The Museum’s ‘Object of the Month’ provides an opportunity to explore interesting and unusual objects from our stores.
November’s Object of the Month is a bronze and iron lynch pin from an Iron Age chariot wheel, chosen by our Curator Carolyn Wingfield. It is at least 2,000 years old and was found in Radwinter parish by local detectorist James Patmore, who has kindly loaned it to the Museum.
This lynch pin is far more than just a functional piece of metalwork from a horse-drawn cart; it is a beautifully cast and decorated piece of late Iron Age bronze work and was made for the chariot of an ancient British warrior.
The lynch pin keeps the hub of a wheel in place. In Britain, there is evidence for the use of horses and wheeled vehicles from the Bronze Age, but the use of horses in warfare seems to have developed among the warrior class of Iron Age society. Their mastery of lightweight, two-wheeled chariots, drawn by a pair of native ponies, was described and admired by Julius Caesar, in his campaigns in Britain of 55 and 54 BC:
“In chariot fighting the Britons begin by driving all over the field, hurling javelins, and generally the terror inspired by the horses and the noise of the wheels are sufficient to throw their opponents’ ranks into disorder….even on a steep incline they are able to control the horses at full gallop, and to check and turn them in a moment”.
(Julia Caesar, The Conquest of Gaul, translated by S A Handford, 1951, Penguin Classics)

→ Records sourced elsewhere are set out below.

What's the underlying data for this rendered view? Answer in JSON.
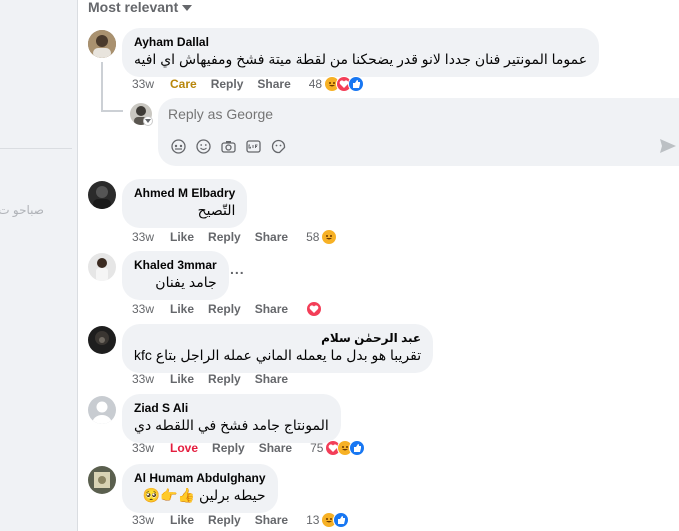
{
  "left_panel": {
    "partial_text": "صباحو ت"
  },
  "sort": {
    "label": "Most relevant"
  },
  "reply_box": {
    "placeholder": "Reply as George"
  },
  "comments": [
    {
      "author": "Ayham Dallal",
      "text": "عموما المونتير فنان جددا لانو قدر يضحكنا من لقطة ميتة فشخ ومفيهاش اي افيه",
      "time": "33w",
      "reaction_label": "Care",
      "reply": "Reply",
      "share": "Share",
      "count": "48",
      "emojis": [
        "haha",
        "love",
        "like"
      ]
    },
    {
      "author": "Ahmed M Elbadry",
      "text": "التّصيح",
      "time": "33w",
      "reaction_label": "Like",
      "reply": "Reply",
      "share": "Share",
      "count": "58",
      "emojis": [
        "haha"
      ]
    },
    {
      "author": "Khaled 3mmar",
      "text": "جامد يفنان",
      "time": "33w",
      "reaction_label": "Like",
      "reply": "Reply",
      "share": "Share",
      "count": "",
      "emojis": [
        "love"
      ],
      "more": "..."
    },
    {
      "author": "عبد الرحمٰن سلام",
      "text": "تقريبا هو بدل ما يعمله الماني عمله الراجل بتاع kfc",
      "time": "33w",
      "reaction_label": "Like",
      "reply": "Reply",
      "share": "Share",
      "count": "",
      "emojis": []
    },
    {
      "author": "Ziad S Ali",
      "text": "المونتاج جامد فشخ في اللقطه دي",
      "time": "33w",
      "reaction_label": "Love",
      "reply": "Reply",
      "share": "Share",
      "count": "75",
      "emojis": [
        "love",
        "haha",
        "like"
      ]
    },
    {
      "author": "Al Humam Abdulghany",
      "text": "حيطه برلين 👍👉🥺",
      "time": "33w",
      "reaction_label": "Like",
      "reply": "Reply",
      "share": "Share",
      "count": "13",
      "emojis": [
        "haha",
        "like"
      ]
    }
  ],
  "colors": {
    "like": "#1877f2",
    "love": "#f33e58",
    "care": "#f7b125",
    "bubble": "#f0f2f5",
    "meta": "#65676b"
  }
}
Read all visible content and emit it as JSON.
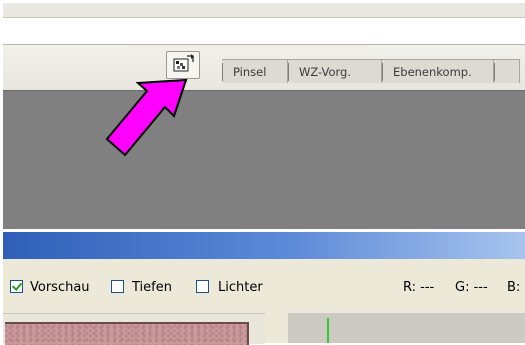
{
  "panel_tabs": [
    "Pinsel",
    "WZ-Vorg.",
    "Ebenenkomp."
  ],
  "dialog": {
    "checkboxes": [
      {
        "label": "Vorschau",
        "checked": true
      },
      {
        "label": "Tiefen",
        "checked": false
      },
      {
        "label": "Lichter",
        "checked": false
      }
    ],
    "readouts": {
      "r": "R: ---",
      "g": "G: ---",
      "b": "B:"
    }
  },
  "icons": {
    "palette_well": "palette-well-icon",
    "arrow": "pointer-arrow-annotation-icon"
  },
  "colors": {
    "arrow": "#ff00ff",
    "titlebar_blue": "#2f5fb8",
    "workspace_gray": "#808080"
  }
}
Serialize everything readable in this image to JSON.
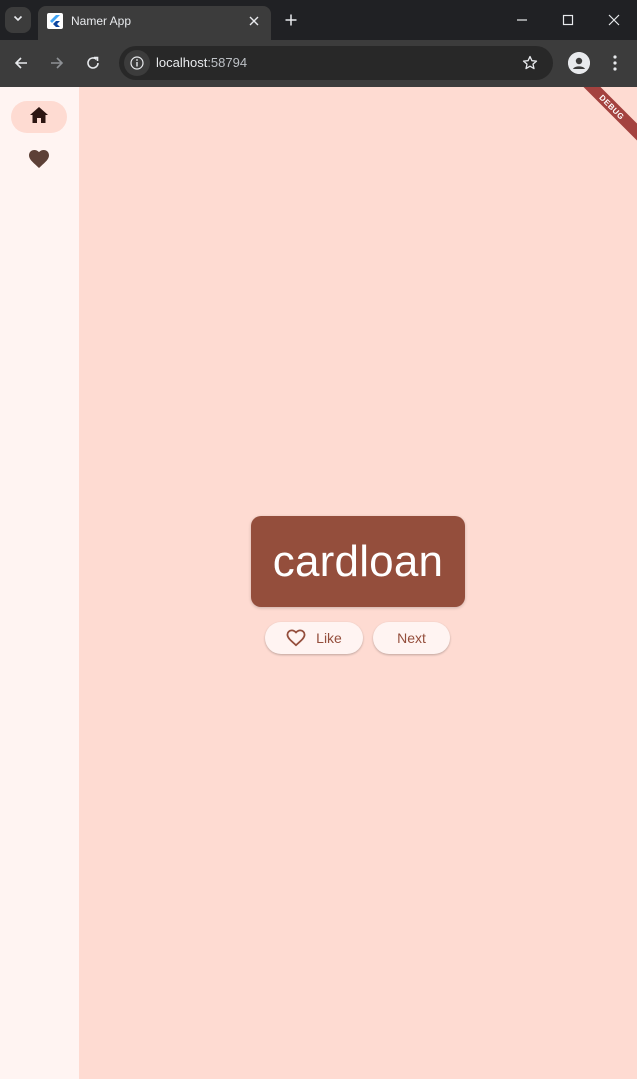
{
  "browser": {
    "tab_title": "Namer App",
    "url_host": "localhost",
    "url_port": ":58794"
  },
  "app": {
    "nav": [
      {
        "icon": "home-icon",
        "selected": true
      },
      {
        "icon": "heart-icon",
        "selected": false
      }
    ],
    "word_pair": "cardloan",
    "like_label": "Like",
    "next_label": "Next",
    "debug_banner": "DEBUG"
  },
  "colors": {
    "background": "#fedbd2",
    "rail": "#fff4f2",
    "card": "#944e3c",
    "card_text": "#ffffff",
    "button_text": "#944e3c"
  }
}
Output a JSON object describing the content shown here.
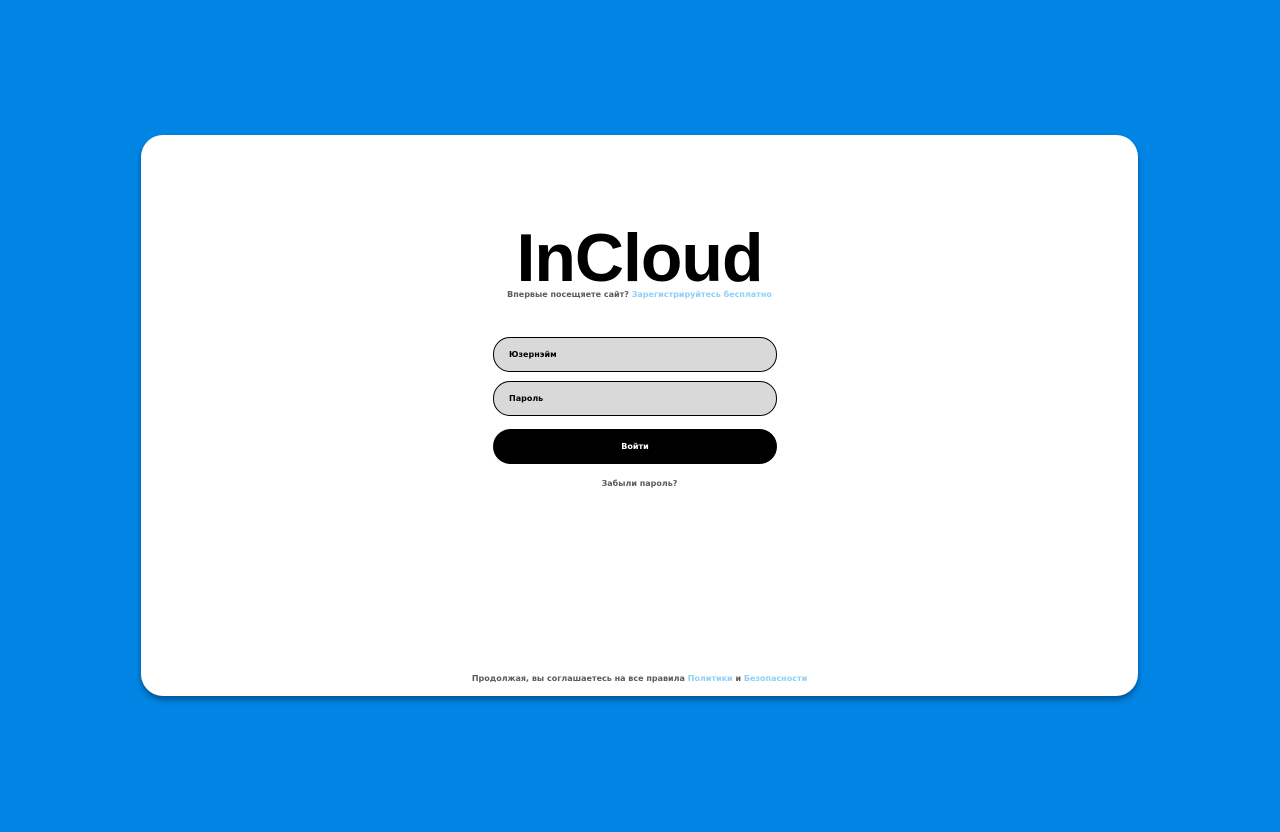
{
  "colors": {
    "background": "#0085e5",
    "card": "#ffffff",
    "link": "#8ed0f5",
    "muted_text": "#5e5a5a",
    "field_fill": "#d9d9d9",
    "button_fill": "#000000"
  },
  "brand": {
    "logo_text": "InCloud"
  },
  "signup": {
    "prompt": "Впервые посещяете сайт?",
    "link_label": "Зарегистрируйтесь бесплатно"
  },
  "form": {
    "username_placeholder": "Юзернэйм",
    "username_value": "",
    "password_placeholder": "Пароль",
    "password_value": "",
    "submit_label": "Войти",
    "forgot_label": "Забыли пароль?"
  },
  "footer": {
    "prefix": "Продолжая, вы соглашаетесь на все правила",
    "policy_link": "Политики",
    "conjunction": "и",
    "security_link": "Безопасности"
  }
}
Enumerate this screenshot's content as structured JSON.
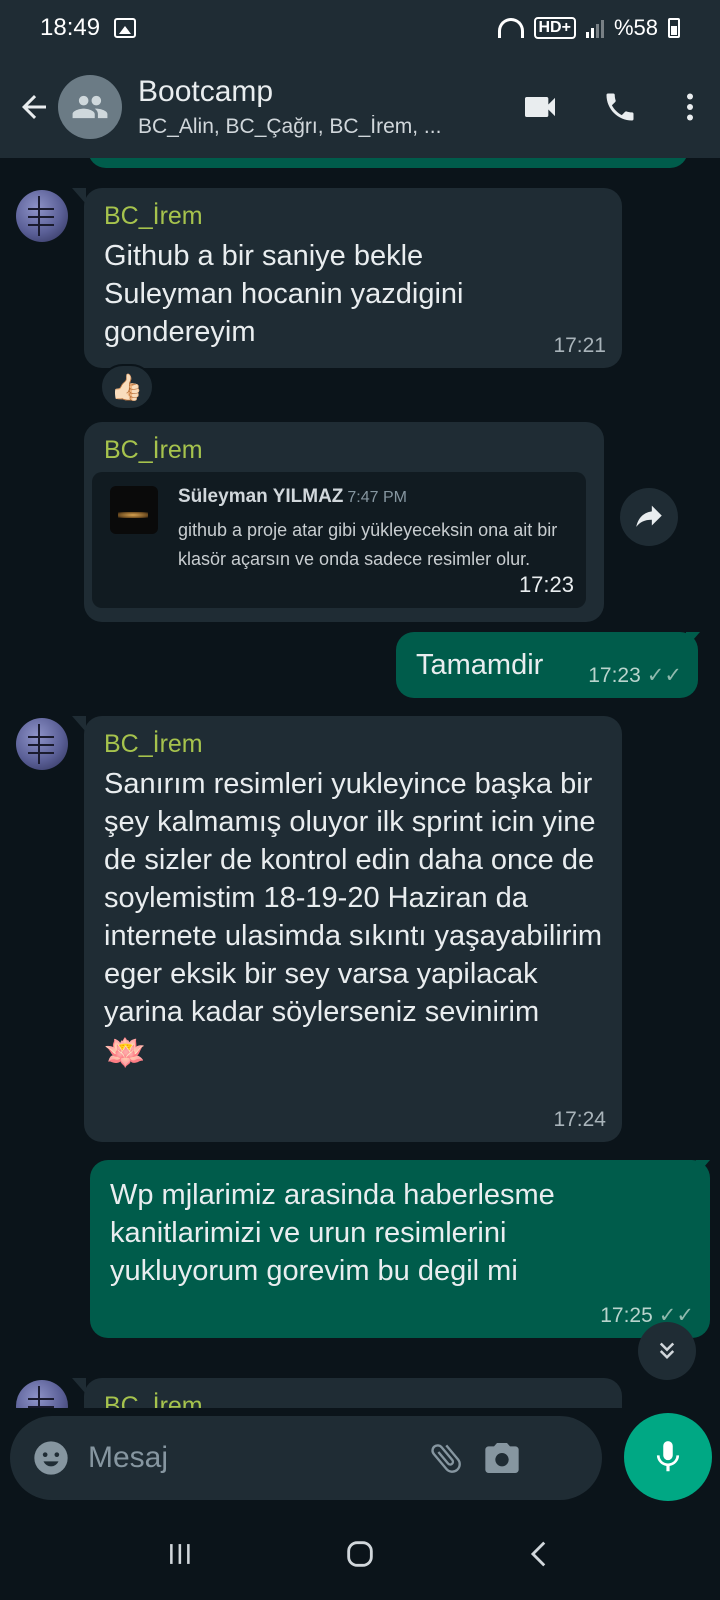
{
  "status_bar": {
    "time": "18:49",
    "network": "HD+",
    "battery": "%58"
  },
  "header": {
    "title": "Bootcamp",
    "members": "BC_Alin, BC_Çağrı, BC_İrem, ...",
    "icons": [
      "back-arrow-icon",
      "group-avatar-icon",
      "video-call-icon",
      "phone-icon",
      "more-vert-icon"
    ]
  },
  "messages": [
    {
      "direction": "in",
      "sender": "BC_İrem",
      "text": "Github a bir saniye bekle Suleyman hocanin yazdigini gondereyim",
      "time": "17:21",
      "reaction": "👍🏻"
    },
    {
      "direction": "in",
      "sender": "BC_İrem",
      "quoted": {
        "name": "Süleyman YILMAZ",
        "time": "7:47 PM",
        "text": "github a proje atar gibi yükleyeceksin ona ait bir klasör açarsın ve onda sadece resimler olur."
      },
      "time": "17:23"
    },
    {
      "direction": "out",
      "text": "Tamamdir",
      "time": "17:23",
      "status": "read"
    },
    {
      "direction": "in",
      "sender": "BC_İrem",
      "text": "Sanırım resimleri yukleyince başka bir şey kalmamış oluyor ilk sprint icin yine de sizler de kontrol edin daha once de soylemistim 18-19-20 Haziran da internete ulasimda sıkıntı yaşayabilirim eger eksik bir sey varsa yapilacak yarina kadar söylerseniz sevinirim",
      "emoji": "🪷",
      "time": "17:24"
    },
    {
      "direction": "out",
      "text": "Wp mjlarimiz arasinda haberlesme kanitlarimizi ve urun resimlerini yukluyorum gorevim bu degil mi",
      "time": "17:25",
      "status": "read"
    },
    {
      "direction": "in",
      "sender": "BC_İrem",
      "partial": true
    }
  ],
  "composer": {
    "placeholder": "Mesaj"
  },
  "colors": {
    "background": "#0b141a",
    "incoming_bubble": "#1f2c34",
    "outgoing_bubble": "#005c4b",
    "sender_name": "#a6c34d",
    "accent": "#00a884"
  }
}
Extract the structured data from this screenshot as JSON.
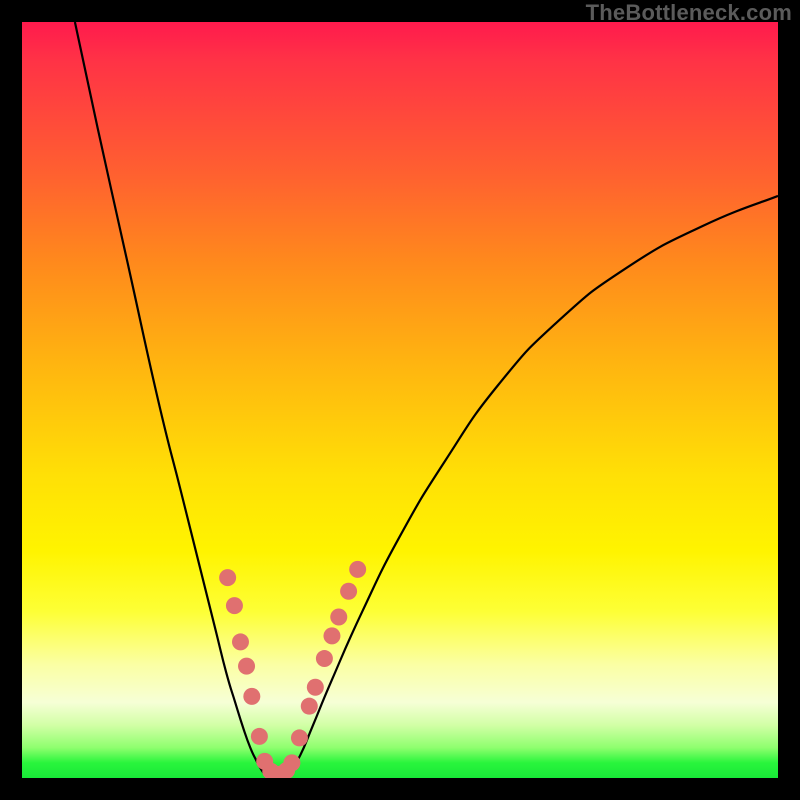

Some chariot lynch pins have enamel inlay surviving, as on another example on display in the Museum, though this lynch pin, acquired in the 19th century, has one end missing and no record of where it came from. Iron Age lynch pins like these are found occasionally across Britain, and are thought to date from around 300 BC to AD 100. So the Radwinter lynch pin is a very welcome addition to the displays. Who knows, maybe its owner was fighting during Caeser’s campaigns, or the Roman invasion of AD 43, or even Boudicca’s revolt of AD 60-61?